Written by , in category Software Craftsmanship

22 November 2017

After have participated in my 3rd workshop with Christopher Avery on Personal responsibility I started realising how powerful this could be if we could apply this way of looking at, and dealing with, technical problems more. In case you are not familiar with the process can you read about it or watch a short introduction video on it to get the basic gist of it.

Denial

How often do we encouter technical problems: quality issues, bugs, breaking builds, failing tests or something along those lines and we refuse to acknowledge their existence. How stubborn can we be at not allowing the possibility of this problem to exist in our private reality?

Lay blame

Once we acknowledge that a problem exists we look for a person or group of people to blame. It’s the user’s fault, they are stupid. It’s the tester’s fault, why would you want to do that while testing? It’s another teammember’s fault because they broke it, didn’t get it, are not smart enough – let’s find that git blame!

Justify

Ok ok, we know git blame is not very effective and nice. So it has got to be the fact that the staging environment is different from the production environment. Or it has to be the traffic this morning that was so bad that I got cranky and wrote bad code. Or we are working in an environment where people outside our team don’t seem to care, so why should I?

Shame

Oh shit, I have a stake in this problem.
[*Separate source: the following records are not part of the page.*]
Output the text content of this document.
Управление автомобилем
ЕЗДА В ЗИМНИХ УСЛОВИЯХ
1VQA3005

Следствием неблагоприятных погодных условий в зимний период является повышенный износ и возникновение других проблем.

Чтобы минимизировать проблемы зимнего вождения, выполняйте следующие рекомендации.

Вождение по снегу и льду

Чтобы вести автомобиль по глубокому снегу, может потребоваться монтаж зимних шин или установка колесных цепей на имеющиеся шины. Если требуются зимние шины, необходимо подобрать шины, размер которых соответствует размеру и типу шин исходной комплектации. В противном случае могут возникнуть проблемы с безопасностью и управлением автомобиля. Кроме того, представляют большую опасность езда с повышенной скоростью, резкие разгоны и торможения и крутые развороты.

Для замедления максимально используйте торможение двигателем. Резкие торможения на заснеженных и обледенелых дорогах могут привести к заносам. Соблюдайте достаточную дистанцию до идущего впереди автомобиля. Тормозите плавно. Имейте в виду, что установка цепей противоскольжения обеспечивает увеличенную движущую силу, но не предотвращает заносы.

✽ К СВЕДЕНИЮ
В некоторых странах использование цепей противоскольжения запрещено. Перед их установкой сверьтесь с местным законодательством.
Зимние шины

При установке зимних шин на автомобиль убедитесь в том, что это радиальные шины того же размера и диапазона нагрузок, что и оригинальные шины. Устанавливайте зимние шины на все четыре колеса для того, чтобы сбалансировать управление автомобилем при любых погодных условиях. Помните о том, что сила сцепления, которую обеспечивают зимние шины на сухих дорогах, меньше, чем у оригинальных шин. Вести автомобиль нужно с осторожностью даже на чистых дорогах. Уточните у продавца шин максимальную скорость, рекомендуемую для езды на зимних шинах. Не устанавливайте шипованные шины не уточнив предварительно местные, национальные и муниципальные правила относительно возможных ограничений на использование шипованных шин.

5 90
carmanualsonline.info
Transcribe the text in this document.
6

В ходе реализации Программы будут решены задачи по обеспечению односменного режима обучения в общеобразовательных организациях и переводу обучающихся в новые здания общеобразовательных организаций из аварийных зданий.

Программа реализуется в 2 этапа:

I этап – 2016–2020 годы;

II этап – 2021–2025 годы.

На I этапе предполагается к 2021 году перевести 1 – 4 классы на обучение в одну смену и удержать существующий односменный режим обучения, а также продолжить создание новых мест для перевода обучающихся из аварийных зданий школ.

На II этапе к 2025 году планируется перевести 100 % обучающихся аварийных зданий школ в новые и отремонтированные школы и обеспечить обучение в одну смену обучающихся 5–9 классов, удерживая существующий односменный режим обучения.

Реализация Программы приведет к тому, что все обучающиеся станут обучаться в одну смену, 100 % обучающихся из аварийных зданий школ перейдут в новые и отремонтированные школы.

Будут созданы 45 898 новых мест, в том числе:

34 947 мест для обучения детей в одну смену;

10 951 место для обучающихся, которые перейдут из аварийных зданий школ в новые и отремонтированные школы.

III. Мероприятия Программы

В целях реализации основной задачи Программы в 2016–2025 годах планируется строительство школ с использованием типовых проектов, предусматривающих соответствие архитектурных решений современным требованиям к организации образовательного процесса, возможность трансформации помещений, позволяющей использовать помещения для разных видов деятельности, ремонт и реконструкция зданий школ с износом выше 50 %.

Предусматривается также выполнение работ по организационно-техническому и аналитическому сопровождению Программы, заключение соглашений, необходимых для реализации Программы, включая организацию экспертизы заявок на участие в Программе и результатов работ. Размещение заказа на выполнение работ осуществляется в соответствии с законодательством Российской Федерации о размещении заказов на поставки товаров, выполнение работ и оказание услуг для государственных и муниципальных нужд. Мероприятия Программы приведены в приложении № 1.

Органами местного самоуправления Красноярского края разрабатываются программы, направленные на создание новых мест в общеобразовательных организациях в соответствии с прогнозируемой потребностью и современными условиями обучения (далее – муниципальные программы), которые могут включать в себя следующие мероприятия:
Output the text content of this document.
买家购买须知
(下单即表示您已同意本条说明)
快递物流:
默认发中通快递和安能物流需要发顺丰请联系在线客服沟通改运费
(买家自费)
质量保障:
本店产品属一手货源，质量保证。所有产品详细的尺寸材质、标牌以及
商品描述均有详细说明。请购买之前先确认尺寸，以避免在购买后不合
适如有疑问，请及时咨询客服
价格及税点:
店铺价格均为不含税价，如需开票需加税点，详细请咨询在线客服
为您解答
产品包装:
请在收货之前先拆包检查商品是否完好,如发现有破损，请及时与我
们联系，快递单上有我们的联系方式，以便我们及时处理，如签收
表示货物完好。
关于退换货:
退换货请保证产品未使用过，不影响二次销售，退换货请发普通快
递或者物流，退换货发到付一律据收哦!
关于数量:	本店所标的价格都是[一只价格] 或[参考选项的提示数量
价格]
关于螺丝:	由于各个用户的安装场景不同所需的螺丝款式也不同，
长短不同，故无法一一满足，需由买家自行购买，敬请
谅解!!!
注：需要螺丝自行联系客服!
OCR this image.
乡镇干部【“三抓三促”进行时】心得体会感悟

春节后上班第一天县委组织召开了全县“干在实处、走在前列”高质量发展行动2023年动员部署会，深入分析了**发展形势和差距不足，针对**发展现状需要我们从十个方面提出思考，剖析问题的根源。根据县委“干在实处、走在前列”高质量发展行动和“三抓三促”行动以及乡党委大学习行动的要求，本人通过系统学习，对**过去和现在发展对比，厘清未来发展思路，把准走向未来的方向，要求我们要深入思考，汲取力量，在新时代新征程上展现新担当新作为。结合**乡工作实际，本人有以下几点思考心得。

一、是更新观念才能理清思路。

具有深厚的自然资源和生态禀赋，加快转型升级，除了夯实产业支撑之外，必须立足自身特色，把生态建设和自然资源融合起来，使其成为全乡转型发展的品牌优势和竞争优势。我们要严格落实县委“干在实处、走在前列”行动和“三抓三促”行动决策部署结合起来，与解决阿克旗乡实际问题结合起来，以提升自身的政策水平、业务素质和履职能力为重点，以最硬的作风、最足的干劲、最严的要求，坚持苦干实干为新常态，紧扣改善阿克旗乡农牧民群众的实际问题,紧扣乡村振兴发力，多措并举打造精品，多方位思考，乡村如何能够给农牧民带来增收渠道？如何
I at least helped create this. I always do these shitty things. I put on a big mouth about clean code but I never really do it. I suck at life euh development. I am an imposter, I am stupid. I shouldn’t even be allowed near a computer anymore.

Obligation

Ok, everyone around me is so angry, I will do exactly as they tell me from now on. Write automated tests? I’ll do that for everything. Document all cases on confluence, I’ll do that (I hate it but I have no choice, I don’t want them to get angry again). There will always be these freaky bugs because the different environments are too different and there’s nothing I can do to change that – I already asked once and they didn’t do it. This is just the way it works around here, there’s no point in trying to change that.

Personal responsibility

I created, chose or attracted this problem. Let’s have a look at what’s wrong. What choices do I have to study this? What could I do to fix this problem and prevent it from happening again? I could write a test for this bug so we capture the feedback if this would happen again. I could identify which difference between the environments is causing the instability. I could offer my help to the person who broke the build and fix it together. I could listen to my more testing focused teammember to better understand their reasoning, this will enrich my overall development insights.

 

Everything we do is a choice. If we become more aware of the mental state we are in when facing problems and we have the intent of living powerfully with freedom of choice, it is a matter of practising our ability to confront – to face ourselves. And the more we practice this, the more effective I will be, our team will be and our services will be.